Ein erstes Experiment wäre zu versuchen, zwei sehr lange fff-Akkorde zu verbinden. Hierzu ist sinnvoll, sich diese langen Akkorde zeitlich einzuteilen, z.B. wenn man sich den Akkord als ganze Note denkt ruhige Achtel zählen - und dann ausprobieren und hinhören, wie der Klang ist, wenn man auf dem zweiten oder dritten usw. Achtel das Pedal runtertritt. (diese Übung zur Wahrnehmung wird in verschiedener Literatur erklärt)

Ein zweites Experiment wäre: Pedal runtertreten, einen C-Dur Akkord anschlagen und danach einen Fis-Dur Akkord, den Fis-Dur Akkord in den Tasten halten und das Pedal langsam aufheben - man stellt fest: igitt!! Daraus ist zu lernen, dass sowohl das runtertreten als auch das aufheben des Pedals schnell erfolgen soll.
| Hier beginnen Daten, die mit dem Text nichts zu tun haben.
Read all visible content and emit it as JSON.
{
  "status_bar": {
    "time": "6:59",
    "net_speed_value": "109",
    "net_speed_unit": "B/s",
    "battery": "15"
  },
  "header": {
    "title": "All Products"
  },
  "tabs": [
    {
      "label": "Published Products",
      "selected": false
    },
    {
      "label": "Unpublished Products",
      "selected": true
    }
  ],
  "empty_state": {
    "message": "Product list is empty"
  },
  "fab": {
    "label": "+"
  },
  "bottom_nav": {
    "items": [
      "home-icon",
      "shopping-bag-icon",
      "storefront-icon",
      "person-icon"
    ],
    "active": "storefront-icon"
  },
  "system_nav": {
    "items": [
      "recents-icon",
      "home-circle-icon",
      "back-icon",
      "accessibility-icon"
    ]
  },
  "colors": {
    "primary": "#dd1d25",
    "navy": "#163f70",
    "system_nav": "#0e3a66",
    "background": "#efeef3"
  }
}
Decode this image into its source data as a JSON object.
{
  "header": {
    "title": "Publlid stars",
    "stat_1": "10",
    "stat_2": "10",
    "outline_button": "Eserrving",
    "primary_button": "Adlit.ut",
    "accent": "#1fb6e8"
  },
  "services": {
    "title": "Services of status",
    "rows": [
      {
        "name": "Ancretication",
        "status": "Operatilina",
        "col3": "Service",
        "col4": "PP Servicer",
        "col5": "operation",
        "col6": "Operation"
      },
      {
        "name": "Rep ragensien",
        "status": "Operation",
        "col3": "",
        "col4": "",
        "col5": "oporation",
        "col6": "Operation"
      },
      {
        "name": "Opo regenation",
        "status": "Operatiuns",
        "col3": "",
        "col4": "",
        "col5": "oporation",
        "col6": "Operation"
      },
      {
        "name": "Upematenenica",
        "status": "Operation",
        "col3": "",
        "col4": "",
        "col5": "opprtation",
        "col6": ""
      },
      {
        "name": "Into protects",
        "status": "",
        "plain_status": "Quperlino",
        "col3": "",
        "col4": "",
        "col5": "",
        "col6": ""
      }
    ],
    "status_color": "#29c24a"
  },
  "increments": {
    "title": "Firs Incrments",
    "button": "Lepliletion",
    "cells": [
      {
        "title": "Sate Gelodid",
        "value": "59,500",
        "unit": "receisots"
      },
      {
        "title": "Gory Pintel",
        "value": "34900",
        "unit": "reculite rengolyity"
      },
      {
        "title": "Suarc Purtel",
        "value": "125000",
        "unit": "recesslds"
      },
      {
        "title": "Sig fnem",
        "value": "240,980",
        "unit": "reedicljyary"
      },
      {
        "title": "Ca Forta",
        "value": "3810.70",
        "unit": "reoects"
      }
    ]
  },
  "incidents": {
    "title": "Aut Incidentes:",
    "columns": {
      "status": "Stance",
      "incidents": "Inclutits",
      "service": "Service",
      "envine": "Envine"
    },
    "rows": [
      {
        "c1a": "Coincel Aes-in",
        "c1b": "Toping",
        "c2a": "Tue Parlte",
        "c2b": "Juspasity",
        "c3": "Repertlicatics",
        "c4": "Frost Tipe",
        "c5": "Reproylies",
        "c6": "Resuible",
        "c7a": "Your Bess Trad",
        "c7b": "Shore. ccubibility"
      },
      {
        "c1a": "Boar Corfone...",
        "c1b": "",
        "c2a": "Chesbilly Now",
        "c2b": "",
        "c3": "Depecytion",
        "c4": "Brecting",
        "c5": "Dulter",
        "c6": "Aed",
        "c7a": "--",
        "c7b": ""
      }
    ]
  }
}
Ein drittes Experiment wäre: einen sehr tiefen Basston fff anschlagen, Pedal nehmen, Finger lassen los, dann ein paarmal das Pedal ganz schnell hoch und runter - dasselbe mit einem hohen Ton zum Vergleich. Aha, die brummigen Biester im Bass brauchen eine stärkere (bzw. längere) Abdämpfung, um zu verschwinden.

Ganz offensichtlich: die Tücken des Klaviers steigern sich mit der Pedalnahme :)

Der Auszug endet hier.